Real Life Application
The real-life applications of this project could be in the field of virtual reality, fitness, and rehabilitation. Incorporating more physical movement into computer games utilizing Python and OpenCV can provide a more engaging and immersive experience for players in virtual reality. This could be used for fitness training and rehabilitation, where patients can engage in physical therapy in a virtual environment. This approach could also be used in the gaming industry to create more engaging and immersive games that require physical movement. Additionally, using machine learning and computer vision techniques, such as object detection and gesture recognition, could be used to enable more intuitive and immersive physical interactions within the game. This could be used in other industries such as manufacturing and construction where gesture recognition could be used to control machines or robots. Overall, the application of this project can be used in many different fields to provide a more engaging and physical experience for users.
Further Application
Personally, I would like to take this project and put it into a 3D game that isn't just one thing. I think this will be big for VR, as these cameras are fairly accurate. I will try to implement this code to work with the popular game ROBLOX or something.
Investigation Questions
What is OpenCV?
OpenCV (Open Source Computer Vision) is a library of programming functions mainly aimed at real-time computer vision. In our application, it helps us grab input from our camera and when paired with other libraries like mediapipe and pyautogui, we can turn camera input into output.
Why did you use Python?
We chose Python because it is by far one of the easiest languages to code in. Some of our libraries, like PyAutoGui, are (Py)thon based, so it would be easier since the other libraries also supported Python. We could write this code using alternative libraries in other languages, however, it would bring unnecessary complications.
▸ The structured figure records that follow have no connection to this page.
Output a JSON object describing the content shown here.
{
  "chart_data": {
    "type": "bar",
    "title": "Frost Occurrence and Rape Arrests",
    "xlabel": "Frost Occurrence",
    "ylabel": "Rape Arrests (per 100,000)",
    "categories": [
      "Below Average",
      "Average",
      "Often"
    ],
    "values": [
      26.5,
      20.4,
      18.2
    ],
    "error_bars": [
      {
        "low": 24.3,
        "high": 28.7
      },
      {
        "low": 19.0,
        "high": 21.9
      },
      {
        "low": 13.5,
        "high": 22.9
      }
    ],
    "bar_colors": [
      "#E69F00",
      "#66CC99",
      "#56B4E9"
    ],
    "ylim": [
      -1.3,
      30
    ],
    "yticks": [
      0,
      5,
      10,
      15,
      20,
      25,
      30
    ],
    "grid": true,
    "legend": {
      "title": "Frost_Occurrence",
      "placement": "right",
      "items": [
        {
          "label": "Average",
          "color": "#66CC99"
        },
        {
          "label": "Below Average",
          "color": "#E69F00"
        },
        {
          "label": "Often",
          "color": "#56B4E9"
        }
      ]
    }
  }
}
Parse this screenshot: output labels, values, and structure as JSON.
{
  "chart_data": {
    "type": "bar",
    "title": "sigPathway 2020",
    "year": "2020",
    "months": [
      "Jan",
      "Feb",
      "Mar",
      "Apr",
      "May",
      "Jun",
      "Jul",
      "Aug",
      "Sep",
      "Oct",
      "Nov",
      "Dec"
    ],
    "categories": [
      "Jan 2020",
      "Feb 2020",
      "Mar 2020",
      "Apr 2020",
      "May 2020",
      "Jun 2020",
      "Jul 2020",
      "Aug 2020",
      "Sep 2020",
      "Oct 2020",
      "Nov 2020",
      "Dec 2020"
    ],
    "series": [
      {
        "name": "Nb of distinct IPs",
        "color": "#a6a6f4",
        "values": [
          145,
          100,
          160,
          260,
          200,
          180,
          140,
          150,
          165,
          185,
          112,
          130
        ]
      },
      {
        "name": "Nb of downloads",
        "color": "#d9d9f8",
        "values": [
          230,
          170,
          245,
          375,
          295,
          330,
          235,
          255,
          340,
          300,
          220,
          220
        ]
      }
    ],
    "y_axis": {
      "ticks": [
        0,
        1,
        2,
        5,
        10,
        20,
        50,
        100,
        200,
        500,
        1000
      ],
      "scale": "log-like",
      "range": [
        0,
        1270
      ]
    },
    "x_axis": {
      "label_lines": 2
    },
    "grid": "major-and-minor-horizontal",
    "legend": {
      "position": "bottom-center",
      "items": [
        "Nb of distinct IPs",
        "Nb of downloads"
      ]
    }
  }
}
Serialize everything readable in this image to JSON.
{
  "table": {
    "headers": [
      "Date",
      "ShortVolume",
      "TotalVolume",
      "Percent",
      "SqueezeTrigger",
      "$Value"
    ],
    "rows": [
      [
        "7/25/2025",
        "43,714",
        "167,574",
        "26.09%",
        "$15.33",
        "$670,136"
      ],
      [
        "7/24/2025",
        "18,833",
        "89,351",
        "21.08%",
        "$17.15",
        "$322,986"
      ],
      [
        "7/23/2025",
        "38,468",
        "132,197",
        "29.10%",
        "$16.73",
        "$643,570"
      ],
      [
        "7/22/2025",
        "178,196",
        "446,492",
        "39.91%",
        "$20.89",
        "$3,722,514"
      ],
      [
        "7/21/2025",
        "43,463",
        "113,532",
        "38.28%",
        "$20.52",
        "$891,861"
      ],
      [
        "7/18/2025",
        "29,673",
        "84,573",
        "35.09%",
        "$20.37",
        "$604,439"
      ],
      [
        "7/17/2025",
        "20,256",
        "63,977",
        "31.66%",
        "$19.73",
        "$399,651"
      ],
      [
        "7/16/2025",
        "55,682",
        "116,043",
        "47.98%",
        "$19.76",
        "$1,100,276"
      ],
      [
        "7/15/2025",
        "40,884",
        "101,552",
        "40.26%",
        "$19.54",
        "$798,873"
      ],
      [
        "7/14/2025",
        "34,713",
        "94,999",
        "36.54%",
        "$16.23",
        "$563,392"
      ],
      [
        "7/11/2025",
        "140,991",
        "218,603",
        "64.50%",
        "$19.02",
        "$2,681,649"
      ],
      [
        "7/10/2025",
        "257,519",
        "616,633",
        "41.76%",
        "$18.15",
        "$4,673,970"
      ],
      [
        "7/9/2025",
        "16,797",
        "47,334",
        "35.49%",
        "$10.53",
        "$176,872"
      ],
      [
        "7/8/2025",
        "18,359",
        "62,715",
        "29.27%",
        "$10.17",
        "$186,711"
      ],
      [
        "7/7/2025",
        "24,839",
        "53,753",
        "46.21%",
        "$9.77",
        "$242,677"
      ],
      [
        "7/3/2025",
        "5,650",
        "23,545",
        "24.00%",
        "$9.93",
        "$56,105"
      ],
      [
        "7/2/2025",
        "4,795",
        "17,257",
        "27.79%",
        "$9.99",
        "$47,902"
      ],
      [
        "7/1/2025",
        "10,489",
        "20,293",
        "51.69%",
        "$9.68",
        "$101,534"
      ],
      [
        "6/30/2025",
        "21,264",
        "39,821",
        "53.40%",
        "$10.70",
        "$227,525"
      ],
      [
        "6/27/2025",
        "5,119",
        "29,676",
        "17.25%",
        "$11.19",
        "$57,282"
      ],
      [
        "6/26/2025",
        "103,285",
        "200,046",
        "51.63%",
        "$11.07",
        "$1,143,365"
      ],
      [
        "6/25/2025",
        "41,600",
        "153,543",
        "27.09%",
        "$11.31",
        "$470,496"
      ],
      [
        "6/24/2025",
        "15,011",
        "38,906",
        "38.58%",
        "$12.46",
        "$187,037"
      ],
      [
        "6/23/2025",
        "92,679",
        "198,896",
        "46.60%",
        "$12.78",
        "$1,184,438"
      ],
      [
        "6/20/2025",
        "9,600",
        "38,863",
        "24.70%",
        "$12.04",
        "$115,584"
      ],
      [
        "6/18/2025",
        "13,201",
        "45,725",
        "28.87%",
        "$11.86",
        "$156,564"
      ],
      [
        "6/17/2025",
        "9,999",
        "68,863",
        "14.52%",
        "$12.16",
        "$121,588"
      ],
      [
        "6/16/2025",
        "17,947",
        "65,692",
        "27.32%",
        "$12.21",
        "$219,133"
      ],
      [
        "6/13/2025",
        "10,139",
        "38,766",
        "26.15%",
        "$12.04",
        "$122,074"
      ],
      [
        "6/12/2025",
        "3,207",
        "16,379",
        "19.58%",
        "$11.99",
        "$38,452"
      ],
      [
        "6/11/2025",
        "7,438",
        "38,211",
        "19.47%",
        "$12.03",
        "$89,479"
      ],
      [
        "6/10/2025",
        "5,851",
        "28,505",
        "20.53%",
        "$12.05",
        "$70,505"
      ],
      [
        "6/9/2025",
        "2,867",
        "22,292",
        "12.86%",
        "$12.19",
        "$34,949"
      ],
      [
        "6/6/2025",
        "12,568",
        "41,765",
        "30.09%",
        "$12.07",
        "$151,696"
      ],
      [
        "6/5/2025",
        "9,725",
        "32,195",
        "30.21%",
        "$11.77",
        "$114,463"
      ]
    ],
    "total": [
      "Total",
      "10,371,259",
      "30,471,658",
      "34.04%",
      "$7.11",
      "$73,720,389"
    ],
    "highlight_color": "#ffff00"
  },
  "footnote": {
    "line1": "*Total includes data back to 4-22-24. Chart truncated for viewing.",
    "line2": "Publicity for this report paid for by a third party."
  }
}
What are the limitations of this program?
Our project has one main limitation:
Delay: The camera input (when the person performs the movement) is delayed by a fraction of a second. This means when you move right in real life, it takes around .5 seconds to move the character in the game. This can be solved with better computer GPU and CPU specs, or we can write it in another language that does not take as long to compile. After playing for a few rounds, the user begins to get the hang of the game, making the delay not too intrusive of the gameplay.
How can we apply this code to other games?
One of the main considerations when making this code, was to build it in a sense to be 'future proof' meaning we can edit the code easily and make it work for other applications that use similar arrow keys or WASD systems. After some further testing, with minimal edits, we actually got this program to work for 3D games like ROBLOX and vehicle driving simulators.